Nestes termos e nos demais de Direito, que doutamente se suprirão, deverá o presente recurso ser julgado totalmente procedente e, em consequência, deve ser revogada a decisão recorrida e substituída por outra que contemple o teor das alegações expendidas e conclusões apresentadas, assim se fazendo inteira Justiça.

  1. O arguido respondeu, pugnando pela improcedência do recurso, e CONCLUINDO: A. Por douta sentença proferida pelo tribunal a quo, foi o arguido absolvido do crime que lhe vinha imputado - um crime de usurpação, p. e p. pelas disposições conjugadas dos arts. 195.º, n.º 1 e 197.º do Código do Direito de Autor e dos Direitos Conexos (CDADC), por referência aos arts. 68.º, n.º 2, 176.º, 178.º e 184.º, n.º 2 do mesmo diploma legal.

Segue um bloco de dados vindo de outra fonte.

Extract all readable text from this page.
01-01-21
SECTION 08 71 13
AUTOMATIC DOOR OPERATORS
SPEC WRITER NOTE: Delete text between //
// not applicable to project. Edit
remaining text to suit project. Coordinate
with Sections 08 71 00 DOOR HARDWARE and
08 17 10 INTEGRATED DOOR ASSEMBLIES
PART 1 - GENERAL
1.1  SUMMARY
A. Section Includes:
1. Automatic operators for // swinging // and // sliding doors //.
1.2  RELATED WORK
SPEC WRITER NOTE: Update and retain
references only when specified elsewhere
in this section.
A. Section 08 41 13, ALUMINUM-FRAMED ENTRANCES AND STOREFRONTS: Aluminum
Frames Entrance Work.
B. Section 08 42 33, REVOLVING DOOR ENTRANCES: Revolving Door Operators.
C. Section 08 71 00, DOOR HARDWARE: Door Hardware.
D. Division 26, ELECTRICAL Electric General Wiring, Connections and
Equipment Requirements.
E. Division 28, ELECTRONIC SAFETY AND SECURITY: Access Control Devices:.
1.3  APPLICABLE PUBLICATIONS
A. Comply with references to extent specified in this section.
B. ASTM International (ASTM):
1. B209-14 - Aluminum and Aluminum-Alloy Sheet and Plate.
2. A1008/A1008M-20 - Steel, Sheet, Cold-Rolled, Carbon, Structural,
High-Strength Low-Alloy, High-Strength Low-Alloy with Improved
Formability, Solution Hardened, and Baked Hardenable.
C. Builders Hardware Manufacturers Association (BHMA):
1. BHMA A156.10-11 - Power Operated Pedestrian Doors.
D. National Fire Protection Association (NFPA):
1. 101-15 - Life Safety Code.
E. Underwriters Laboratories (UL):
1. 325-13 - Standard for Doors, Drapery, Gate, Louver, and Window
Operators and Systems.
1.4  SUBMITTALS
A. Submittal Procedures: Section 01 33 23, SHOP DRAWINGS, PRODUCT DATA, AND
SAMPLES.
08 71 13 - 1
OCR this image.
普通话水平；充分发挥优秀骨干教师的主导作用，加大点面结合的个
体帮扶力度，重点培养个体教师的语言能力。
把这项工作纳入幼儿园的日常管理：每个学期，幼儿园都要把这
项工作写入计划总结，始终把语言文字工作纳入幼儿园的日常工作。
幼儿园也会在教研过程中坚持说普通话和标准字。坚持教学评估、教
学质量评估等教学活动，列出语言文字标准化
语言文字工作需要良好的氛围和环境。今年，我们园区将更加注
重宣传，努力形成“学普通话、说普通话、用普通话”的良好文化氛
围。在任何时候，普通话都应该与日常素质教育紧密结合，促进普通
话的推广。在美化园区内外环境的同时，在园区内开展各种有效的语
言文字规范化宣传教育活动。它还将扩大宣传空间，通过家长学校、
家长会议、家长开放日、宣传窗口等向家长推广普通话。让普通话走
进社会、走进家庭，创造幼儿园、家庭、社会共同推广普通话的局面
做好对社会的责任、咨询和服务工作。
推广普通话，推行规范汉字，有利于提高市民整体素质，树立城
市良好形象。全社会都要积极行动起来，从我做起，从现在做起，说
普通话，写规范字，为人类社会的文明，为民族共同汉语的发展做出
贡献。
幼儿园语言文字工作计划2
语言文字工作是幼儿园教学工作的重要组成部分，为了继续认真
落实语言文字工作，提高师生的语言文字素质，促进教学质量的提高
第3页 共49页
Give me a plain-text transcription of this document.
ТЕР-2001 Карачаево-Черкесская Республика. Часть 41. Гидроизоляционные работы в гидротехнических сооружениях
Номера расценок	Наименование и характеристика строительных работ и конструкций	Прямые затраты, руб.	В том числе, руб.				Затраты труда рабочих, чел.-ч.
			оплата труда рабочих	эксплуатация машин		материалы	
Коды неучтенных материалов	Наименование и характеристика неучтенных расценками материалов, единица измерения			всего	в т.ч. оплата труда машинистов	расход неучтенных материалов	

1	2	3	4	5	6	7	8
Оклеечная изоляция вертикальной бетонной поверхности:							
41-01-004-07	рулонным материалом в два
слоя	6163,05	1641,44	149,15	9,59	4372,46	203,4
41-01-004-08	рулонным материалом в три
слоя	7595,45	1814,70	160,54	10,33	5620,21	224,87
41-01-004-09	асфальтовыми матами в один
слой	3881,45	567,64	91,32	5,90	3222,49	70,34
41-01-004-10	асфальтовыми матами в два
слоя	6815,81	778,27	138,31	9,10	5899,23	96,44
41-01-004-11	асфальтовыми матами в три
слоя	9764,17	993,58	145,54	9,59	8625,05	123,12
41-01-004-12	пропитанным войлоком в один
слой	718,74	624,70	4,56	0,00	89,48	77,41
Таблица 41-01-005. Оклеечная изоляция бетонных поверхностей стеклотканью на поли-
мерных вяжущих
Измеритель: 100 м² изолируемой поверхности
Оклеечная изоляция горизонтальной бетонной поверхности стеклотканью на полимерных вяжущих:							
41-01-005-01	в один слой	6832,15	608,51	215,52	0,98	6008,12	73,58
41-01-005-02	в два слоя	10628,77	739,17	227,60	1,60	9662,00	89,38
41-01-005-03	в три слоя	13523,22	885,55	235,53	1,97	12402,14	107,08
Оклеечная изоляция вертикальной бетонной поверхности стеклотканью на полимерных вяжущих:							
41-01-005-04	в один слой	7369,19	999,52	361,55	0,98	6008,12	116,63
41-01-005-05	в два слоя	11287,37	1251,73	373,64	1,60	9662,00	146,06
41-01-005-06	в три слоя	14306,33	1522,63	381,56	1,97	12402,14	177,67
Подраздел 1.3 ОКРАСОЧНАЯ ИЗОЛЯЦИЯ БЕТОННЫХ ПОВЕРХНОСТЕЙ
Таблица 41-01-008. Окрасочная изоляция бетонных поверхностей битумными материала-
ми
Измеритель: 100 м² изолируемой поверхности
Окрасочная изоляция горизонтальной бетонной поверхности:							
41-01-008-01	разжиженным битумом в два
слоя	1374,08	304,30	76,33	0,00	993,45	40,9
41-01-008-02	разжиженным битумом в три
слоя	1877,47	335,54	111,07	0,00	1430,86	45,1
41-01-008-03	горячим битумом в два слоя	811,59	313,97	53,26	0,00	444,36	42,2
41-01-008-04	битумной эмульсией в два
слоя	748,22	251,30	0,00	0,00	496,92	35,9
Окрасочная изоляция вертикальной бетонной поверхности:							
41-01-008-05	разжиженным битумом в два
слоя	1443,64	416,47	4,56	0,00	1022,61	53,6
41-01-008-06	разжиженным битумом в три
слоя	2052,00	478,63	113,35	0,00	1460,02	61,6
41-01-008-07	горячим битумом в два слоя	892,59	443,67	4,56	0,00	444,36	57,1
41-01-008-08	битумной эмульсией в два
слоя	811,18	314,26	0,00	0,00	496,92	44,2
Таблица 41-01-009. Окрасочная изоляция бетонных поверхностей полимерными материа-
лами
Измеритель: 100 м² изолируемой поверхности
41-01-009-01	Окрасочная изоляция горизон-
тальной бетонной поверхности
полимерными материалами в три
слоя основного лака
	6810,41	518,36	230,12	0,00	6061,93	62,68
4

B. O recurso interposto pelo Ministério Público, assenta na não concordância do assim decidido pela douta sentença, alegando que o elemento negativo do tipo objectivo de ilícito imputado ao arguido se encontra, de facto, preenchido, uma vez que o arguido não detinha a necessária autorização/licença da Passmúsica à data da fiscalização que fora realizada, O que faz com que a douta sentença padeça do vício decisório, nos termos do art. 410.º, n.º 2, al. b) do CPP.

C. Não assiste razão no assim alegado no recurso interposto pelo Ministério Público.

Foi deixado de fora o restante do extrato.